August 23, 2002 — The California PUC recently determined that Southwest Gas’ failure to store more gas or to contract in advance for delivery of natural gas for the winter of 2000-2001 was imprudent.
The PUC disallowed the utility’s recovery of $2.7 million in gas costs, which should be refunded to customers in proportion to their gas use that winter.
There are 10,400 customers in Southwest’s service territory. The $2.7 million reduction yields, on average, a $26 refund per customer. However, the refund is based on last winter’s consumption, so the refund customers will see depends on their bills. It will be about four percent of the November 2000 to March 2001 bills.

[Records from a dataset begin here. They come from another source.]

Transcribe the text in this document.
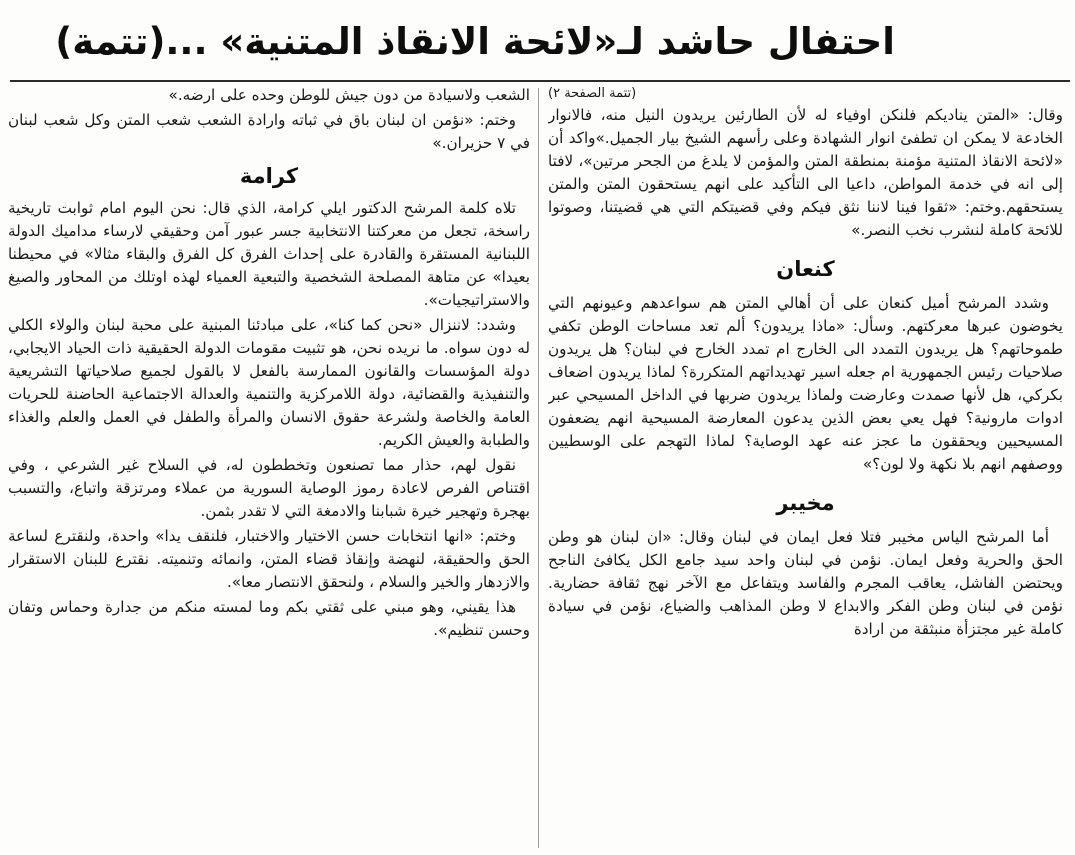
احتفال حاشد لـ«لائحة الانقاذ المتنية» ...(تتمة)
(تتمة الصفحة ٢)

وقال: «المتن يناديكم فلنكن اوفياء له لأن الطارئين يريدون النيل منه، فالانوار الخادعة لا يمكن ان تطفئ انوار الشهادة وعلى رأسهم الشيخ بيار الجميل.»واكد أن «لائحة الانقاذ المتنية مؤمنة بمنطقة المتن والمؤمن لا يلدغ من الجحر مرتين»، لافتا إلى انه في خدمة المواطن، داعيا الى التأكيد على انهم يستحقون المتن والمتن يستحقهم.وختم: «ثقوا فينا لاننا نثق فيكم وفي قضيتكم التي هي قضيتنا، وصوتوا للائحة كاملة لنشرب نخب النصر.»

كنعان

وشدد المرشح أميل كنعان على أن أهالي المتن هم سواعدهم وعيونهم التي يخوضون عبرها معركتهم. وسأل: «ماذا يريدون؟ ألم تعد مساحات الوطن تكفي طموحاتهم؟ هل يريدون التمدد الى الخارج ام تمدد الخارج في لبنان؟ هل يريدون صلاحيات رئيس الجمهورية ام جعله اسير تهديداتهم المتكررة؟ لماذا يريدون اضعاف بكركي، هل لأنها صمدت وعارضت ولماذا يريدون ضربها في الداخل المسيحي عبر ادوات مارونية؟ فهل يعي بعض الذين يدعون المعارضة المسيحية انهم يضعفون المسيحيين ويحققون ما عجز عنه عهد الوصاية؟ لماذا التهجم على الوسطيين ووصفهم انهم بلا نكهة ولا لون؟»

مخيبر

أما المرشح الياس مخيبر فتلا فعل ايمان في لبنان وقال: «ان لبنان هو وطن الحق والحرية وفعل ايمان. نؤمن في لبنان واحد سيد جامع الكل يكافئ الناجح ويحتضن الفاشل، يعاقب المجرم والفاسد ويتفاعل مع الآخر نهج ثقافة حضارية. نؤمن في لبنان وطن الفكر والابداع لا وطن المذاهب والضياع، نؤمن في سيادة كاملة غير مجتزأة منبثقة من ارادة

الشعب ولاسيادة من دون جيش للوطن وحده على ارضه.»

وختم: «نؤمن ان لبنان باق في ثباته وارادة الشعب شعب المتن وكل شعب لبنان في ٧ حزيران.»

كرامة

تلاه كلمة المرشح الدكتور ايلي كرامة، الذي قال: نحن اليوم امام ثوابت تاريخية راسخة، تجعل من معركتنا الانتخابية جسر عبور آمن وحقيقي لارساء مداميك الدولة اللبنانية المستقرة والقادرة على إحداث الفرق كل الفرق والبقاء مثالا» في محيطنا بعيدا» عن متاهة المصلحة الشخصية والتبعية العمياء لهذه اوتلك من المحاور والصيغ والاستراتيجيات».

وشدد: لاننزال «نحن كما كنا»، على مبادئنا المبنية على محبة لبنان والولاء الكلي له دون سواه. ما نريده نحن، هو تثبيت مقومات الدولة الحقيقية ذات الحياد الايجابي، دولة المؤسسات والقانون الممارسة بالفعل لا بالقول لجميع صلاحياتها التشريعية والتنفيذية والقضائية، دولة اللامركزية والتنمية والعدالة الاجتماعية الحاضنة للحريات العامة والخاصة ولشرعة حقوق الانسان والمرأة والطفل في العمل والعلم والغذاء والطبابة والعيش الكريم.

نقول لهم، حذار مما تصنعون وتخططون له، في السلاح غير الشرعي ، وفي اقتناص الفرص لاعادة رموز الوصاية السورية من عملاء ومرتزقة واتباع، والتسبب بهجرة وتهجير خيرة شبابنا والادمغة التي لا تقدر بثمن.

وختم: «انها انتخابات حسن الاختيار والاختبار، فلنقف يدا» واحدة، ولنقترع لساعة الحق والحقيقة، لنهضة وإنقاذ قضاء المتن، وانمائه وتنميته. نقترع للبنان الاستقرار والازدهار والخير والسلام ، ولنحقق الانتصار معا».

هذا يقيني، وهو مبني على ثقتي بكم وما لمسته منكم من جدارة وحماس وتفان وحسن تنظيم».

From January 2000 to June 2001, natural gas prices rose to unprecedented levels and hit their highest levels that winter. From December 1997 to December 2000 Southwest’s gas procurement rate for its Southern Division had been set at $2.21/decatherm (Dth). After the PUC approved Southwest’s request to change its procurement rates on a monthly basis to reflect its costs, Southwest increased its rates in December 2000 to $8.62/Dth and kept raising it up to $15.76/Dth in March 2001. The increase had a dramatic effect on the utility’s customers.
The commission determined that Southwest could have avoided the significant impact on consumers by storing more gas for winter use – Southwest had only used about 11 percent, or 0.17 Bcf (billion cubic feet) of its storage capacity. Also, rates could have been lower had Southwest used financial instruments such as futures contracts to hedge the price of winter gas.